Is there any python package to deal with any .txt files?

Question

I am using openpyxl to deal with many Excel operations, but similarly looking for any package to deal with .txt files.

I have a .txt files as below, which contains data in table-like form. I have to remove the special characters from there and get the original data to be put in an Excel sheet.

=============|=============|=============|=============|
    Name     |   Address   |PhoneNumber  |     Age     |
=============|=============|=============|=============|
   Matt      |   B3/24     |  8475968    |    25       |
   John      |   A1-A2 Wing|  3335968    |    44       |

Are there any?

Elaborate on what your problems are with dealing with ``.txt`` files – because you really should just open them with ``open``. — Jonas Schäfer, Jan 06 '13 at 20:13
My guess is that as Excel is mentioned - a likely answer is going to be the `csv` module... — Jon Clements, Jan 06 '13 at 20:17
Write a parser yourself for this home-grown format - not more tan five lines of cod. A good coding excercise — , Jan 06 '13 at 20:34
So - where is that coming from? Looks like a MySQL (or similar) table dump — Jon Clements, Jan 06 '13 at 20:36
@JonClements May be. i was told such data to load on Excel. such files and data volume to each of the files are huge. Thus I need to do it programaticaly. — Arup Rakshit, Jan 06 '13 at 20:38
Write your own code instead of waiting that such a parser would fall from heaven — , Jan 06 '13 at 20:40
Well, if it's coming from a datasource, get it in a proper format if possible. Otherwise, take the 4th row onwards and use the CSV module with a `|` delimiter if it's not going to appear in the table.
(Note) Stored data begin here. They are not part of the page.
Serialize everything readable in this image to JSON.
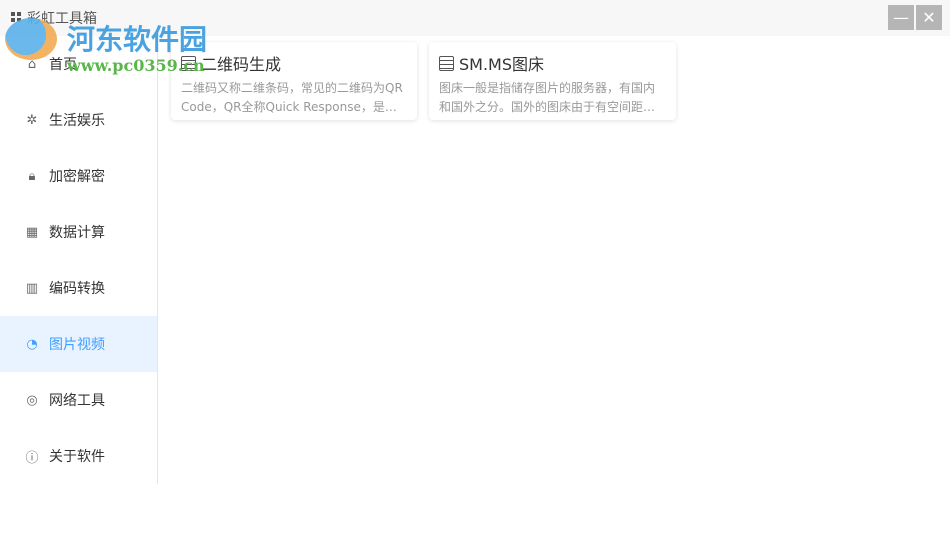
{
  "window": {
    "title": "彩虹工具箱",
    "minimize": "—",
    "close": "✕"
  },
  "sidebar": {
    "items": [
      {
        "label": "首页",
        "icon": "home-icon",
        "glyph": "⌂"
      },
      {
        "label": "生活娱乐",
        "icon": "sparkle-icon",
        "glyph": "✲"
      },
      {
        "label": "加密解密",
        "icon": "lock-icon",
        "glyph": "🔒︎"
      },
      {
        "label": "数据计算",
        "icon": "calculator-icon",
        "glyph": "▦"
      },
      {
        "label": "编码转换",
        "icon": "barcode-icon",
        "glyph": "▥"
      },
      {
        "label": "图片视频",
        "icon": "image-icon",
        "glyph": "◔",
        "active": true
      },
      {
        "label": "网络工具",
        "icon": "network-icon",
        "glyph": "◎"
      },
      {
        "label": "关于软件",
        "icon": "info-icon",
        "glyph": "ⓘ"
      }
    ]
  },
  "cards": [
    {
      "title": "二维码生成",
      "desc": "二维码又称二维条码，常见的二维码为QR Code，QR全称Quick Response，是一种在移动设备上超流行的编码方式"
    },
    {
      "title": "SM.MS图床",
      "desc": "图床一般是指储存图片的服务器，有国内和国外之分。国外的图床由于有空间距离等因素"
    }
  ],
  "watermark": {
    "name": "河东软件园",
    "url": "www.pc0359.cn"
  },
  "colors": {
    "accent": "#409eff",
    "active_bg": "#e8f3ff"
  }
}
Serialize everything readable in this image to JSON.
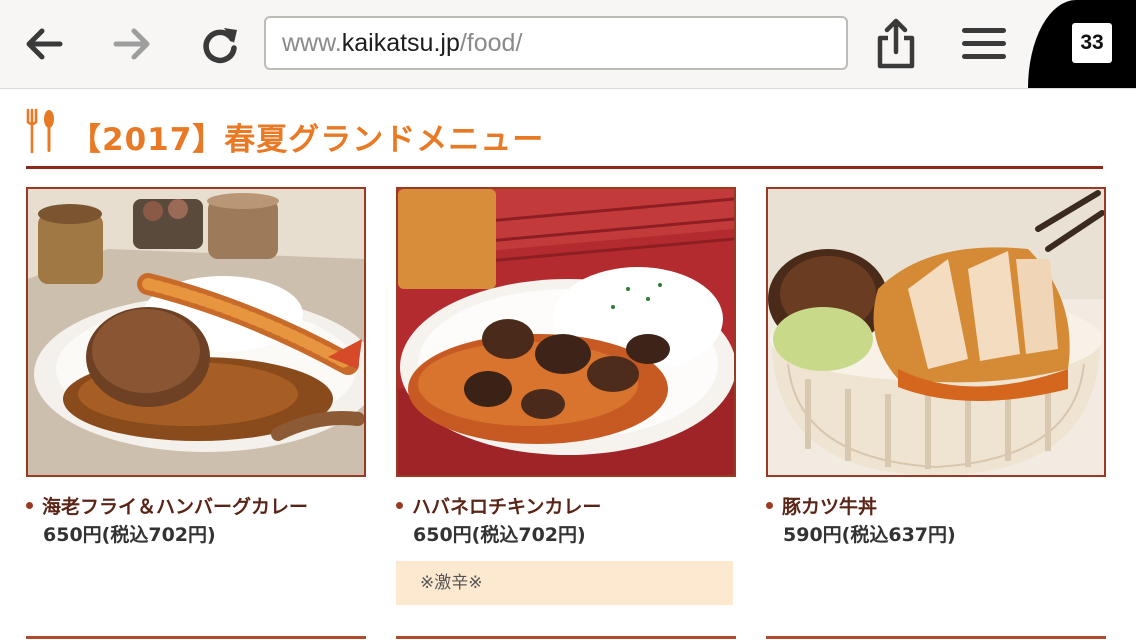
{
  "browser": {
    "url_scheme": "www.",
    "url_host": "kaikatsu.jp",
    "url_path": "/food/",
    "tab_count": "33"
  },
  "icons": {
    "back": "arrow-left-icon",
    "forward": "arrow-right-icon",
    "reload": "reload-icon",
    "share": "share-icon",
    "menu": "hamburger-menu-icon",
    "section": "fork-spoon-icon"
  },
  "colors": {
    "title": "#e87a25",
    "rule": "#8b2a18",
    "item_name": "#5a2417",
    "note_bg": "#fde9d0"
  },
  "section": {
    "title": "【2017】春夏グランドメニュー"
  },
  "menu_items": [
    {
      "name": "海老フライ＆ハンバーグカレー",
      "price": "650円(税込702円)"
    },
    {
      "name": "ハバネロチキンカレー",
      "price": "650円(税込702円)",
      "note": "※激辛※"
    },
    {
      "name": "豚カツ牛丼",
      "price": "590円(税込637円)"
    }
  ]
}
Otherwise, take the length of the consecutive `=`s (and use that to build slicing) to apply to row 4 onwards. If you get stuck with that, then with some code, people will be able to help you with any specific problems... — Jon Clements, Jan 06 '13 at 20:40
You didn't ask, but if you're looking to access data from Excel files, you can use the xlrd library. See question http://stackoverflow.com/questions/1213690/what-is-the-most-compatible-way-to-install-python-modules-on-a-mac for instructions on doing that (or find the appropriate version for your OS). — Ben Mordecai, Jan 06 '13 at 21:07
@VBSlover If you have excel files that you want to read, the xlrd library can help you. I provided a link explaining the process of adding libraries in case you weren't familiar with it. — Ben Mordecai, Jan 06 '13 at 21:25

Yam Mesicka · Answer 1 · 2013-01-06T20:45:58.357

Why you need to "deal" with .txt files? Most of the time you just can open them using the open() command, and read/write to them using the read() and the write() methods.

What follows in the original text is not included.